Early behavioural management of lumbar disorders

Suggested steps to better early behavioural management of low back pain include:

Be positive and realistic

  • Provide a positive expectation that the individual will return to work and normal activity. If the problem persists beyond two to four weeks, provide a reality-based warning of what is going to be the likely outcome (for example loss of job, the need to begin reactivation from a point of reduced fitness)
  • Be directive in scheduling regular reviews of progress. When conducting these reviews shift the focus from the symptom (pain) to function (level of activity). Instead of asking ‘How much do you hurt?’ ask ‘What have you been doing?’.

Provide expectations of continued activity

  • Keep the individual active and at work if at all possible, even for a small part of the day.
  • Acknowledge difficulties with activities of daily living, but avoid making the assumption that these indicate all activity or any work must be avoided.
  • Help to maintain positive cooperation between the individual, employer, compensation system and health professionals.
  • Make a concerted effort to communicate that having more time off work will reduce the likelihood of a successful return to work.
  • Be alert for the presence of individual beliefs that he or she should stay off work until treatment has provided a ‘total cure’.
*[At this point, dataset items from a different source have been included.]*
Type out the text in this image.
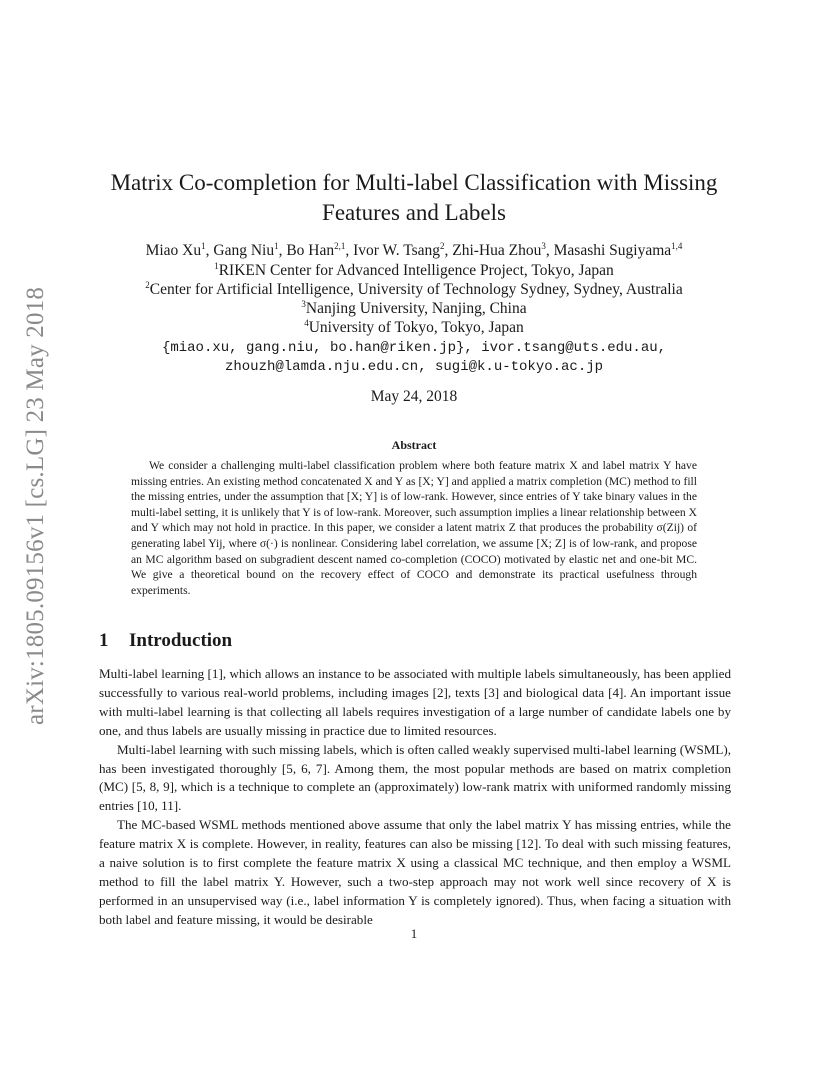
arXiv:1805.09156v1 [cs.LG] 23 May 2018
Matrix Co-completion for Multi-label Classification with Missing
Features and Labels
Miao Xu$^1$, Gang Niu$^1$, Bo Han$^{2,1}$, Ivor W. Tsang$^2$, Zhi-Hua Zhou$^3$, Masashi Sugiyama$^{1,4}$
$^1$RIKEN Center for Advanced Intelligence Project, Tokyo, Japan
$^2$Center for Artificial Intelligence, University of Technology Sydney, Sydney, Australia
$^3$Nanjing University, Nanjing, China
$^4$University of Tokyo, Tokyo, Japan
{miao.xu, gang.niu, bo.han@riken.jp}, ivor.tsang@uts.edu.au,
zhouzh@lamda.nju.edu.cn, sugi@k.u-tokyo.ac.jp
May 24, 2018
Abstract

We consider a challenging multi-label classification problem where both feature matrix X and label matrix Y have missing entries. An existing method concatenated X and Y as [X; Y] and applied a matrix completion (MC) method to fill the missing entries, under the assumption that [X; Y] is of low-rank. However, since entries of Y take binary values in the multi-label setting, it is unlikely that Y is of low-rank. Moreover, such assumption implies a linear relationship between X and Y which may not hold in practice. In this paper, we consider a latent matrix Z that produces the probability σ(Zij) of generating label Yij, where σ(·) is nonlinear. Considering label correlation, we assume [X; Z] is of low-rank, and propose an MC algorithm based on subgradient descent named co-completion (COCO) motivated by elastic net and one-bit MC. We give a theoretical bound on the recovery effect of COCO and demonstrate its practical usefulness through experiments.

1 Introduction

Multi-label learning [1], which allows an instance to be associated with multiple labels simultaneously, has been applied successfully to various real-world problems, including images [2], texts [3] and biological data [4]. An important issue with multi-label learning is that collecting all labels requires investigation of a large number of candidate labels one by one, and thus labels are usually missing in practice due to limited resources.

Multi-label learning with such missing labels, which is often called weakly supervised multi-label learning (WSML), has been investigated thoroughly [5, 6, 7]. Among them, the most popular methods are based on matrix completion (MC) [5, 8, 9], which is a technique to complete an (approximately) low-rank matrix with uniformed randomly missing entries [10, 11].

The MC-based WSML methods mentioned above assume that only the label matrix Y has missing entries, while the feature matrix X is complete. However, in reality, features can also be missing [12]. To deal with such missing features, a naive solution is to first complete the feature matrix X using a classical MC technique, and then employ a WSML method to fill the label matrix Y. However, such a two-step approach may not work well since recovery of X is performed in an unsupervised way (i.e., label information Y is completely ignored). Thus, when facing a situation with both label and feature missing, it would be desirable

1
Promote self-management and self-responsibility

  • Encourage people to recognise, from the earliest point, that pain can be controlled and managed so that a normal, active or working life can be maintained. Provide encouragement for all ‘well’ behaviours – including alternative ways of performing tasks, and focusing on transferable skills.
  • Encourage the development of self-efficacy to return to work.

Involve multidisciplinary services if required

  • Be prepared to ask for a second opinion, provided it does not result in a long and disabling delay, especially if it may help clarify that further diagnostic work up is unnecessary. Be prepared to say ‘I don’t know’ rather than provide elaborate explanations based on speculation.
  • Avoid confusing the report of symptoms with the presence of emotional distress. Distressed people seek more help, and have been shown to be more likely to receive ongoing medical intervention. Exclusive focus on symptom control is not likely to be successful if emotional distress is not dealt with.
  • If barriers to return to work or accustomed activity are identified and the problem is too complex to manage, referral to a multidisciplinary team is recommended.